I have issues with anxiety and depression that alcohol intensifies, so each time I decide to have a drink I know in the back of my mind this could be the time that I am not able to come out of the intense depression that will inevitably come from my decision to play with a fire that I am not able to safely back away from.
Anyway, thanks for people sharing personal demons. Sharing helps give others hope in that they, themselves are not alone with their problem.
My wife will have an occasional glass of wine, that’s it..I could get away with a drink here and there, but after awhile, I’d be back full time, so I’ve never even taken a sip of anything.
Btw, What’s amazing to me was how eady it was for me to stop alcohol as heavily invested in it as I was..Never really missed it and Yes, people drinking around me has never bothered or tempted me.
Cigarette quitting was brutal. I must have failed 50 tines way back when. The thought of never, ever smoking again proved far too much for me to handle, so I capitulated over and over again..

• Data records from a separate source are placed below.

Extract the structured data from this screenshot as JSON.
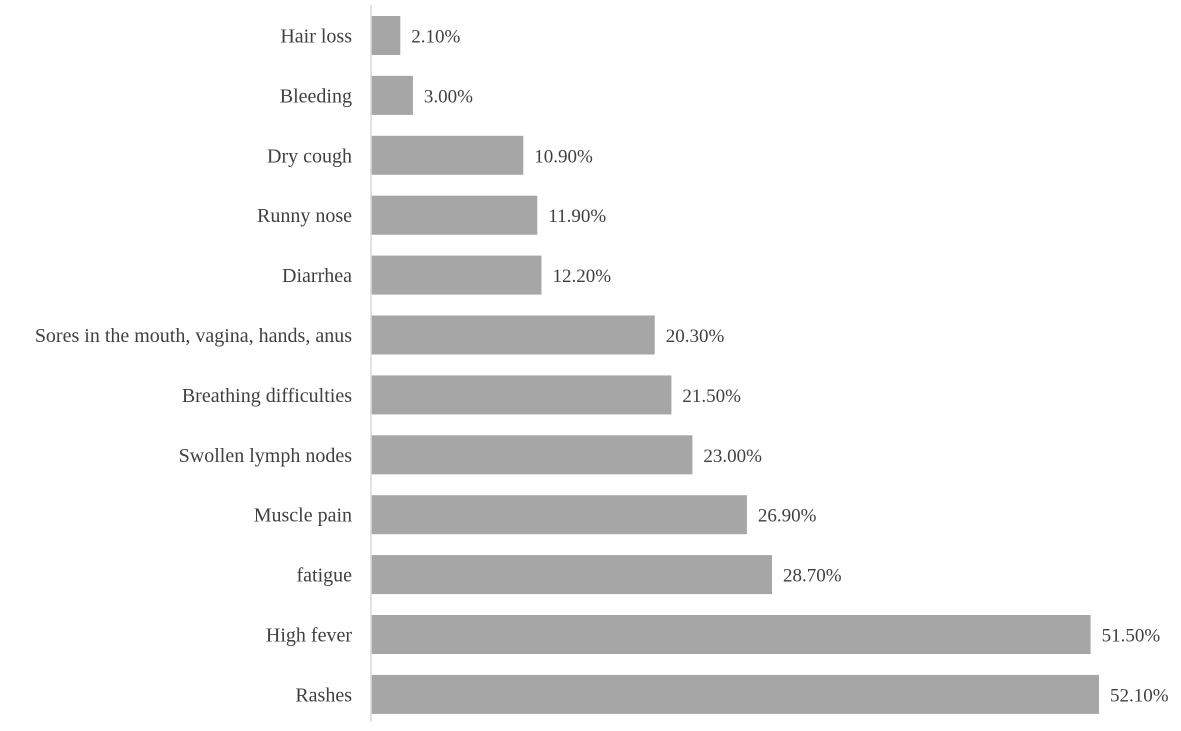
{
  "chart_data": {
    "type": "bar",
    "orientation": "horizontal",
    "title": "",
    "xlabel": "",
    "ylabel": "",
    "categories": [
      "Hair loss",
      "Bleeding",
      "Dry cough",
      "Runny nose",
      "Diarrhea",
      "Sores in the mouth, vagina, hands, anus",
      "Breathing difficulties",
      "Swollen lymph nodes",
      "Muscle pain",
      "fatigue",
      "High fever",
      "Rashes"
    ],
    "values": [
      2.1,
      3.0,
      10.9,
      11.9,
      12.2,
      20.3,
      21.5,
      23.0,
      26.9,
      28.7,
      51.5,
      52.1
    ],
    "data_labels": [
      "2.10%",
      "3.00%",
      "10.90%",
      "11.90%",
      "12.20%",
      "20.30%",
      "21.50%",
      "23.00%",
      "26.90%",
      "28.70%",
      "51.50%",
      "52.10%"
    ],
    "unit": "%",
    "xlim": [
      0,
      52.1
    ],
    "grid": false,
    "legend": "none",
    "bar_color": "#a6a6a6",
    "axis_color": "#d9d9d9",
    "text_color": "#404040"
  }
}
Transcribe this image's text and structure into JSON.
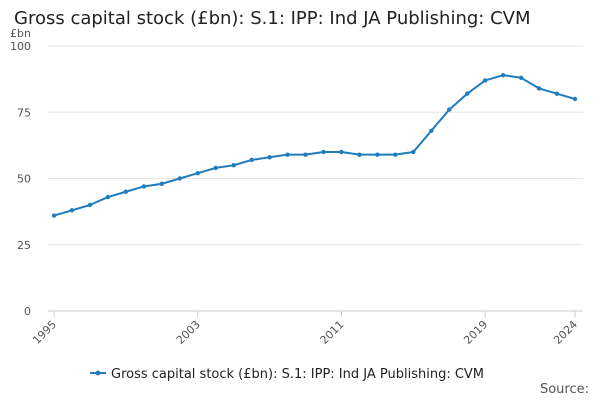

One day, Over 40 years ago I took a different tack. I didn’t make it final in my mind (given how it’s mostly a mental addiction after the physical cravings leave). I simply said to myself, “I’ll go back, I’m just postponing my next cigarette.” That relieved a huge mental burden FOR ME..I never went back.
I know multiple people who died young of heroin. Tragic.
alcoholic - sober for almost 4 years
I was quite functional at both 95% of the time, but I'm sure it wasn't my best life.
But, it was totally accepted and social normal. As a kid my mom would send me and my friends to buy her cigarettes- like we were ten - and no one ever questioned us or failed to sell cigarettes to us. I remember being young adult in NYC and laughing at the very idea of non-smoking bars which were emerging in SF and LA. Now I can’t imagine going to a smoke filled bar. People used to smoke on the Metro North - does anyone remember how smoke filled the car and especially the bar car would be by the time you got to Stamford? Going from New Haven to New Canaan was local and I’d smell like an ash tray by the time I got off. Good lord... but it was totally normal. People used to smoke on airplanes. Imagine.
And of course the tobacco companies hid and denied and lied about all the efforts to market to kids and all the knowledge they about the health impacts. And then it all changed, in like a couple of years smoking went from being socially acceptable and really encouraged to being completely unacceptable and a clearly substantiated and undeniable public health cost and the acknowledged most severe personal health risk.
Anyway, yeah, I’m glad I quit smoking almost 20 years ago when I first needed to get life insurance. That was a horrible and insipid and expensive addiction. I thank God I am no longer a slave to nicotine.
I don’t drink or hang out with Mary Jane anymore either. Haven’t for more than two decades - probably couldn’t have put down the cigarettes if I were drinking. After college, I saw way too many of my friends turning a bend I didn’t want to go around. Probably half the guys I skated with in college are 12 steppers now and probably most of the other half should be! My best friend from prep school and I met up once in the city when we were like 25 and I couldnt believe how hard he was partying with booze and drugs. He looked like he was 50 in his face. That woke me up for sure. I don’t miss any of it. Glad I avoided any lasting health damage. I sure as shit don’t judge anyone who partakes in any of these things or struggles with excess.